I appreciate how unusual it was for several generals to call for Rumsfeld’s resignation.  I’m hoping for some elaboration, though.  What took the Brass so long?  That’s not a rhetorical question.  If so many of us could detect major problems even at the beginning, why did the generals wait until now to speak up?  

  — Was there a back-breaking straw in Rumsfeld’s micro-managing of generals (“Hi, I’m from Corporate and I’m here to help”)?
  — Was it his arrogance towards the troops (“You go to war with the Army you have”)?  Or the policy of refusing the filming of coffins returning to the U.S.?
  — Did he cherry-pick yes-people/units rather than the best ones for Pentagon positions?
  — Was he threatening to scape-goat generals for tactical errors causing failure?  
  — Did he refuse to meet with people who would tell him undigestible truth?
  — Is he penny-wise and pound-foolish, a pitifully poor reorganizer after all?

Faced with derogatory news, his style is to turn it around and insult our intelligence:

       Q:  Mr.
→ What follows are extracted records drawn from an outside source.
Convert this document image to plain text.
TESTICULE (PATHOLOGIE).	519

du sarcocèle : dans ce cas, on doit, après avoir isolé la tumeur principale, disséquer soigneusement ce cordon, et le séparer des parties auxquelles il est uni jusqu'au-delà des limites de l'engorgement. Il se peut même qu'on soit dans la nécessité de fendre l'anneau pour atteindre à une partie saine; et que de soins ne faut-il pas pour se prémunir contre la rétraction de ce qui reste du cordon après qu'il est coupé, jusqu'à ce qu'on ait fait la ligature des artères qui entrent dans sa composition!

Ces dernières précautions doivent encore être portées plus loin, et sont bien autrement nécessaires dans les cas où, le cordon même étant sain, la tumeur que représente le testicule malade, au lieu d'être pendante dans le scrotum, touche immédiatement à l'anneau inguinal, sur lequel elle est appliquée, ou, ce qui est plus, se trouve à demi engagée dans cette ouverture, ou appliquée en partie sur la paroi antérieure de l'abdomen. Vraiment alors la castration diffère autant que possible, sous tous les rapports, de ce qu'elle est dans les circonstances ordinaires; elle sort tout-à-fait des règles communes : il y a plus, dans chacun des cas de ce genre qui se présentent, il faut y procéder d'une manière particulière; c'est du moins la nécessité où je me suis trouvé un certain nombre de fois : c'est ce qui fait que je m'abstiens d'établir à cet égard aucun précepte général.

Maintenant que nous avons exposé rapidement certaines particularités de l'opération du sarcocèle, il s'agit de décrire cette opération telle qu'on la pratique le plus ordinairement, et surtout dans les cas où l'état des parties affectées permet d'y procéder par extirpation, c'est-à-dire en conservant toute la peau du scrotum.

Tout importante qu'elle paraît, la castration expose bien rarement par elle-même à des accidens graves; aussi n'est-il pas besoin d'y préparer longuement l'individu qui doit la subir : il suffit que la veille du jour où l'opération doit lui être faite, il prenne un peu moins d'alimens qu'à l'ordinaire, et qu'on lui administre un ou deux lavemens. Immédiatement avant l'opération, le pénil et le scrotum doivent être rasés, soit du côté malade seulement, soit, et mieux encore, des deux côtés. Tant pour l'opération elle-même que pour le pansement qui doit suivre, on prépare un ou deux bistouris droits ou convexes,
Secretary, there are voices in the Congress and elsewhere, including some belonging to retired senior military members, who are calling for your resignation.  The president says he supports you and that you’re doing a good job.  If that support continues, do you plan to stay for the rest of his second term?
       SEC. RUMSFELD:  Ivan, those kinds of calls have been going on for five-plus years.  And the president has asked me not to get involved in politics, and that’s politics.
               March 23, 2006 DoD News Briefing

www.defenselink.mil/transcripts/2006/tr20060323-12695.html

Yeah, right. He doesn’t get involved in politics…

“The fact that two or three or four retired people have different views —  I respect their views — but obviously if, if out of thousands and thousands of admirals and generals, if every time two or three people disagreed we changed the Secretary of Defense of the United States, it would be like a merry-go-round.”
              Sec. of Defense Rumsfeld
   4-13-06 interview by Al-Arabiya (t.v. network)

Cut, slash.  That’s how Rumsfeld belittles the retired generals, the professionals who  — individually and collectively — know more about warfare and military administration than Rumsfeld could ever comprehend.  

There’s a bright distinction between (1) efficiency reorganization and (2) the abuse of power for political purposes, at great cost in lives and funds.

This man needs some reality checks.  Whatever he’s drinking won’t do the trick.